Methods: The NGSE technique we validated assumes a linear relationship between the true and measured quantitative values, and then, using maximum-likelihood estimation, and without the availability of the true quantitative values, estimates the slope, bias, and noise standard deviation terms that parameterize this relationship [3, 7]. The ratio of the noise standard deviation and slope terms (noise-to-slope ratio: NSR) are used to rank the methods on the basis of precision of quantitative values. We first validated this NGSE technique on the application of evaluating PVC methods for measuring mean standardized uptake value (SUVmean). For this purpose, the BrainWeb dataset was used to generate 400 realistic FDG-PET images with known SUVmean values. The images were post-processed using three strategies (1) deconvolution methods regularized with symmetric Bowsher (sBowsher) [8], (2) regional-based voxelwise (RBV)-based PVC [9], and (3) no PVC. We first evaluated whether the linearity assumption made by the NGSE technique was valid for these three strategies. Next, the NGSE technique was used to rank these three strategies based on how precisely they computed the SUVmean in whole gray matter. Estimated NSRs from NGSE were compared with those obtained when ground truth was known. We also computed 95% of the upper/lower limit of confidence intervals (CI) for NSR differences to determine the most precise method. Following validation, we applied the NGSE technique to evaluate three PVC methods, namely, (1) RBV, (2) non-local means (NLM), and (3) anatomically-guided non-local means (NLMA) [10], as applied on a dataset of 429 15O-H2O brain PET scans collected from the Baltimore Longitudinal Study of Aging (BLSA). The NGSE technique was applied to evaluate these methods on the task of computing SUVRs in gray matter, medial frontal and posterior cingulate regions.
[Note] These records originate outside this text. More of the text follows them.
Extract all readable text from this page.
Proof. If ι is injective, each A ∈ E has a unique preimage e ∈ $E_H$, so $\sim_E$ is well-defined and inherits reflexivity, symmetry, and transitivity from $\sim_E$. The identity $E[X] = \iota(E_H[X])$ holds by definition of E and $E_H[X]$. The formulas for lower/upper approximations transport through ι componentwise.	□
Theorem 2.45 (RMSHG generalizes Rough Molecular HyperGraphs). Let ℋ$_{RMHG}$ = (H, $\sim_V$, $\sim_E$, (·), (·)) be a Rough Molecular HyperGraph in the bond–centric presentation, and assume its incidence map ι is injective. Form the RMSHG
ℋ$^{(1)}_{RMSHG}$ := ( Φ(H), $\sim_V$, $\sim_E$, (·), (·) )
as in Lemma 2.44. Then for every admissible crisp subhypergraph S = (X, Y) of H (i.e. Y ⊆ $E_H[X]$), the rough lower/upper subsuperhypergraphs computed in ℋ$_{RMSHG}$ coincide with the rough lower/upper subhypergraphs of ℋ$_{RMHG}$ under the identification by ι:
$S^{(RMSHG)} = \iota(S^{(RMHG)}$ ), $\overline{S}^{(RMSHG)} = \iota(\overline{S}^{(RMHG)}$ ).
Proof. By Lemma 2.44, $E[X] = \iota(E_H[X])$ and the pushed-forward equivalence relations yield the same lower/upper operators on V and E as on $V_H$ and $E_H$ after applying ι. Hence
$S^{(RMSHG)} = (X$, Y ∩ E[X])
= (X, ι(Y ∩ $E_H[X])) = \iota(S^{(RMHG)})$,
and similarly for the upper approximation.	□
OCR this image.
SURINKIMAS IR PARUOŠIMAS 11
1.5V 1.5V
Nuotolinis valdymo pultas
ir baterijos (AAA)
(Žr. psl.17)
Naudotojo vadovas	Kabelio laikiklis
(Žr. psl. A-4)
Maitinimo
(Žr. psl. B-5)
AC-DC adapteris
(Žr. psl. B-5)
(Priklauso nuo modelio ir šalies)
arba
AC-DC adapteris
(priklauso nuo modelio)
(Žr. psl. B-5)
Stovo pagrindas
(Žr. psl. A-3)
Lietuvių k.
Results: In the realistic simulation study, the scatter plots and Pearson correlation coefficients (rho>0.95) between the true SUVmean and those obtained with different PVC methods indicated that the linearity assumption made by the NGSE technique was valid. Next, the NGSE technique yielded the same ranking of the PVC methods as when the ground-truth was known in 50 out of 50 noise realizations. More specifically, the NGS approach predicted that RBV yielded the most precise quantitative values, and no PVC yielded the least precise quantitative values. In the clinical study with the BLSA dataset, the NGSE technique indicated that NLMA method was most precise (NSR: 0.055 in gray matter, 0.068 in medial frontal and 0.080 in posterior cingulate).Conclusion: The NGSE technique yielded accurate rankings of different PVC methods, as evaluated using realistic simulation studies. Application of this technique to an in vivo 15O-H2O brain PET dataset indicated that the NLMA PVC method yielded more precise SUVR values compared to other PVC methods.